The following PXF files and directories are installed in your Greenplum Database cluster. These files/directories are relative to $GPHOME:

Directory Description
pxf The PXF installation directory.
pxf/apache-tomcat The PXF tomcat directory.
pxf/bin The PXF script and executable directory.
pxf/conf The PXF configuration directory. This directory contains the pxf-env.sh, pxf-public.classpath, pxf-private.classpath and pxf-profiles.xml configuration files.
pxf/conf-templates Configuration templates for PXF.
pxf/lib The PXF library directory.
pxf/logs, The PXF log file directory. Includes pxf-service.log and Tomcat-related logs including catalina.out. The log directory and log files are readable only by the gpadmin user.
pxf/pxf-service After initializing PXF, the PXF service instance directory.
pxf/run After starting PXF, the PXF run directory. Includes a PXF catalina process id file.
pxf/tomcat-templates Tomcat templates for PXF.

Initializing PXF

You must explicitly initialize the PXF service instance. This one-time initialization creates the PXF service web application. It also updates PXF configuration files to include information specific to your Hadoop cluster configuration.

Prerequisites

Before initializing PXF in your Greenplum Database cluster, ensure that you have:

  • Installed and configured the required Hadoop clients on each Greenplum Database segment host. Refer to Installing and Configuring Hadoop Clients for PXF for instructions.
  • Granted read permission to the HDFS files and directories that will be accessed as external tables in Greenplum Database. If user impersonation is enabled (the default), you must grant this permission to each Greenplum Database user/role name that will use external tables that reference the HDFS files. If user impersonation is not enabled, you must grant this permission to the gpadmin user.

Procedure

Perform the following procedure to initialize PXF on each segment host in your Greenplum Database cluster. You will use the gpssh utility to run a command on multiple hosts.

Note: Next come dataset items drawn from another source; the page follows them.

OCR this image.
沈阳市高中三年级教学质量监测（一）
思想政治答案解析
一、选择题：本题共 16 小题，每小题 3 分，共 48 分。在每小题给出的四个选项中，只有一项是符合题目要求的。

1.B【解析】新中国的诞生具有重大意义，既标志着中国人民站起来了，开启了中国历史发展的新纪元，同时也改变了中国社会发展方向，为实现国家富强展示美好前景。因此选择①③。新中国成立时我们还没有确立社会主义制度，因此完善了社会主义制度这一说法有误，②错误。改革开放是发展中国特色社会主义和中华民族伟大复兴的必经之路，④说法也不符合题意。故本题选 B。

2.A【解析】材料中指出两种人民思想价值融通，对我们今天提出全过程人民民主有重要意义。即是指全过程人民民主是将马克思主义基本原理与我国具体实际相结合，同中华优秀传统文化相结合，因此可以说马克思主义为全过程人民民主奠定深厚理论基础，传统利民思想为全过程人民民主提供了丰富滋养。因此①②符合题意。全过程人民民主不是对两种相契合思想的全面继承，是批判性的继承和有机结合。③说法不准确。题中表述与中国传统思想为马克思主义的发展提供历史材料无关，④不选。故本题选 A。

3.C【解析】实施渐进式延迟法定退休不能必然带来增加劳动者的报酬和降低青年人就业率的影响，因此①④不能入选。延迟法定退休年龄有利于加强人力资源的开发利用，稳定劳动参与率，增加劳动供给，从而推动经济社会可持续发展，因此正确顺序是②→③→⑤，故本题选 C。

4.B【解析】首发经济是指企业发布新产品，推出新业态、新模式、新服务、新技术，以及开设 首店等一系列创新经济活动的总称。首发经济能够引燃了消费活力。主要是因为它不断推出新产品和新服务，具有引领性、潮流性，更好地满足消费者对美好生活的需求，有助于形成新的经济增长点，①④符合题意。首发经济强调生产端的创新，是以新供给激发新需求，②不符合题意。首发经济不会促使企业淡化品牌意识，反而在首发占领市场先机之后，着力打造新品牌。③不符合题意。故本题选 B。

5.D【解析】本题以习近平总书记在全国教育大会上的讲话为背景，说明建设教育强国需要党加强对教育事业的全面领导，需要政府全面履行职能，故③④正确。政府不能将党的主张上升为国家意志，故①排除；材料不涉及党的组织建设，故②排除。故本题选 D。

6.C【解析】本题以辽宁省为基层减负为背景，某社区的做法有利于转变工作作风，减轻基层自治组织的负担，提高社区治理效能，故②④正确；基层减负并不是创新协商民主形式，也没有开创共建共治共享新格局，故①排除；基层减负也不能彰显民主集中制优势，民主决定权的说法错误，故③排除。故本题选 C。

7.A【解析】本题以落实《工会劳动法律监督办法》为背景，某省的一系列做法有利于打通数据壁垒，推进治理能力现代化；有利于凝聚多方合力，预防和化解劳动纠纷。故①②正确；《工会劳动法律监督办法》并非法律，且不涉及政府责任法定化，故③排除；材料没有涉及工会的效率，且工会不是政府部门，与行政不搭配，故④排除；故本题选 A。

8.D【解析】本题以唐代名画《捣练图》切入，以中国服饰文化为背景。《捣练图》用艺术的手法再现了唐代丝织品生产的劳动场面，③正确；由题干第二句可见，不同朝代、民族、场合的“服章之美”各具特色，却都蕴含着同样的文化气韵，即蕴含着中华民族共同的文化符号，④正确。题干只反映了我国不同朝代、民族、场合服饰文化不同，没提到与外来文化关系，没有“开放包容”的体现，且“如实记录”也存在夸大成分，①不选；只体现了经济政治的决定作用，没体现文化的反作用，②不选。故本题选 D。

  1. Log in to the Greenplum Database master node and set up your environment:

    $ ssh gpadmin@<gpmaster>
    gpadmin@gpmaster$ . /usr/local/greenplum-db/greenplum_path.sh
    
  2. Create a text file that lists your Greenplum Database segment hosts, one host name per line. Ensure that there are no blank lines or extra spaces in the file. For example, a file named seghostfile may include:

    seghost1
    seghost2
    seghost3
    
  3. If not already present, install the unzip package on each Greenplum Database segment host:

    gpadmin@gpmaster$ gpssh -e -v -f seghostfile "sudo yum -y install unzip"
    
  4. Run the pxf init command to initialize the PXF service on each segment host. For example:

    gpadmin@gpmaster$ gpssh -e -v -f seghostfile "/usr/local/greenplum-db/pxf/bin/pxf init"
    

    The init command creates and initializes the PXF web application. It also updates the pxf-private.classpath file to include entries for your Hadoop distribution JAR files.

Starting PXF

After initializing PXF, you must explicitly start PXF on each segment host in your Greenplum Database cluster. The PXF service, once started, runs as the gpadmin user on default port 5888. Only the gpadmin user can start and stop the PXF service.

Perform the following procedure to start PXF on each segment host in your Greenplum Database cluster. You will use the gpssh command and a seghostfile to run the command on multiple hosts.

  1. Log in to the Greenplum Database master node and set up your environment:

    $ ssh gpadmin@<gpmaster>
    gpadmin@gpmaster$ . /usr/local/greenplum-db/greenplum_path.sh
    
  2. Run the pxf start command to start PXF on each segment host. For example, if seghostfile contains a list, one-host-per-line, of the segment hosts in your Greenplum Database cluster:

    $ gpadmin@gpmaster$ gpssh -e -v -f seghostfile "/usr/local/greenplum-db/pxf/bin/pxf start"
    

Stopping PXF

If you must stop PXF, for example if you are upgrading PXF, you must explicitly stop PXF on each segment host in your Greenplum Database cluster. Only the gpadmin user can stop the PXF service.

Perform the following procedure to stop PXF on each segment host in your Greenplum Database cluster. You will use the gpssh command and a seghostfile to run the command on multiple hosts.

  1. Log in to the Greenplum Database master node and set up your environment:

    $ ssh gpadmin@<gpmaster>
    gpadmin@gpmaster$ . /usr/local/greenplum-db/greenplum_path.sh
    
  2. Run the pxf stop command to stop PXF on each segment host. For example, if seghostfile contains a list, one-host-per-line, of the segment hosts in your Greenplum Database cluster:

    $ gpadmin@gpmaster$ gpssh -e -v -f seghostfile "/usr/local/greenplum-db/pxf/bin/pxf stop"
    

PXF Service Management

The pxf command supports init, start, stop, restart, and status operations. These operations run locally. That is, if you want to start or stop the PXF agent on a specific segment host, you can log in to the host and run the command. If you want to start or stop the PXF agent on multiple segment hosts, use the gpssh utility as shown above, or individually log in to each segment host and run the command.

Note: If you update your Hadoop or Hive configuration while the PXF service is running, you must copy any updated configuration files to each Greenplum Database segment host and restart PXF on each host.